Exclusive jurisdiction
Mostly[2] pretty tedious, but the litigation department will get excited about it. Draw what conclusions about them, therefore, as you wish. The fun[3] questions will be such as these:
- Should the courts of (say) England and Wales have exclusive or non-exclusive jurisdiction to hear disputes. Even though the contract is governed by English law, might an Italian court — or a chamber of the Luxembourgouisie — have a stab at arbitrating it? Now I know what you are thinking. In what messed up, purblind existence would one be seriously entertaining a foreign court being asked to apply English law? Just go to an English court! It is a fair question, but you might have a Malaysian broker contracting with a Venezuelan asset manager under English law, in which case it might be a pain in the posterior for both to schlep up to the courts of chancery in Fleet Street to sort out the inevitable dispute.
Non-exclusive jurisdiction
When you are fairly keen for English courts to hear disputes about your contract — and (cough) any non-contractual obligations arising out of it, but you won’t die in a ditch about it. Compare with exclusive jurisdiction.
Rome II
If you’ve ever despaired at the pernicketiness of governing law clauses such as this:—
This agreement and any non-contractual obligations arising out of or in connection with it shall be governed by and construed in accordance with English law.

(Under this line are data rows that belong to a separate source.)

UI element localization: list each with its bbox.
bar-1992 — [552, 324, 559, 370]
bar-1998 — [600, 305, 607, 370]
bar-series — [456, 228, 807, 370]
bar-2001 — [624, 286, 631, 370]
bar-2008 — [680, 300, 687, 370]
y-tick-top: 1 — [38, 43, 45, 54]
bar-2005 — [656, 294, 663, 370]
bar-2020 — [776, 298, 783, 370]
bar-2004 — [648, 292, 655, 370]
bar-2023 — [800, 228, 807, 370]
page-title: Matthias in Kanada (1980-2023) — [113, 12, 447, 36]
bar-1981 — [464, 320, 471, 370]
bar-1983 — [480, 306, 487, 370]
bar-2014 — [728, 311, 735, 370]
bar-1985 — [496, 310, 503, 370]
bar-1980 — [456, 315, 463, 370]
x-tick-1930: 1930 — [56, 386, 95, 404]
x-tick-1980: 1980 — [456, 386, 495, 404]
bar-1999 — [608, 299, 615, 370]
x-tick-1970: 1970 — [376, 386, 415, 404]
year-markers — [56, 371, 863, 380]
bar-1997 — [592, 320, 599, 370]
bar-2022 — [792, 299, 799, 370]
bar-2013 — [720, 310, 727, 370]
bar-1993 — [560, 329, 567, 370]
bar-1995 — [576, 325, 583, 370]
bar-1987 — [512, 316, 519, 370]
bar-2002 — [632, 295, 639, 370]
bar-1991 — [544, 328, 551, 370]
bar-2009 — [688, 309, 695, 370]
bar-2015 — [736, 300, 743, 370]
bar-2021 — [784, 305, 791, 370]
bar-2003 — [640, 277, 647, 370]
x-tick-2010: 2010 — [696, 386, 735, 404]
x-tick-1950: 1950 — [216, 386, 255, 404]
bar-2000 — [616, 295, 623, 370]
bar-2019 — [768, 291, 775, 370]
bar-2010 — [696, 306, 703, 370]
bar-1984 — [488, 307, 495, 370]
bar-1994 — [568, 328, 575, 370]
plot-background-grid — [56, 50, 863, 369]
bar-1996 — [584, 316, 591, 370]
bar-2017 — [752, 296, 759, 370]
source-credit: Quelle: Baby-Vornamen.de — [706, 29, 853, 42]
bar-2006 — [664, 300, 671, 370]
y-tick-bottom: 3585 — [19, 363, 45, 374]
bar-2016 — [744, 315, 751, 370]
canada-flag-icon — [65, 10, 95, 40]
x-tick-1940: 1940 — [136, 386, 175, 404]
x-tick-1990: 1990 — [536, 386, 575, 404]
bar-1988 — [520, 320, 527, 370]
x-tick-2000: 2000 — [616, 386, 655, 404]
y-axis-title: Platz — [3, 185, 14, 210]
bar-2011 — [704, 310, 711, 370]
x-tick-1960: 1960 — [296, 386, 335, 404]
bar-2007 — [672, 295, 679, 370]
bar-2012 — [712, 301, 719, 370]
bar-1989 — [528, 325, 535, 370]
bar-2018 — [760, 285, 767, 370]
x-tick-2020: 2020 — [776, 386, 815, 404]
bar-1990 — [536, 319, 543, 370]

Then you have the Rome II EU Regulation[4] to blame. Enacted in 2007, it applies to all EU Member States, except Denmark but still including the UK, and is designed to harmonise the “conflict of laws” rules across Member States, except Denmark but still including the UK, dealing with non-contractual disputes.
“But still including the UK”? Didn’t the UK take back control?
Brexit does not necessarily mean Brexit. The UK still is a party to Rome I and II as they form part of the “EU retained law” which the UK continues to apply post Brexit.
“Non-contractual obligations”
Breach of “non-contractual obligations” includes actions based on tort (e.g. negligence), competition law and statutory duty. But, fabulously, not those arising out of the negotiable nature of bills of exchange, cheques and promissory notes and other negotiable instruments, or company law or defamation — though it’s hard to see how you could have a non-contractual obligation to defame someone.
But the main thing is to ensure any concurrent claims in contract and tort can be — must be — decided in the same forum. This is mostly interesting where the parties to a contract are in different jurisdictions, and each will prefer their own jurisdiction to hear a non-contractual dispute. But even there, frankly, a concurrent claim in tort would only be relevant in most cases to builders.
Of course, the sensible thing would be to expressly exclude tort claims under the contract. But for those not prescient enough to do that, there’s always this magic incantation. Parties can agree to submit non-contractual obligations to the law of their choice. Previously, English courts haven’t been sure as to whether this is cricket. Rome II confirms that it is, where the agreement was made after the event giving rise to the damage; or where all parties are pursuing a commercial activity, if freely negotiated before the event giving rise to the damage occurred.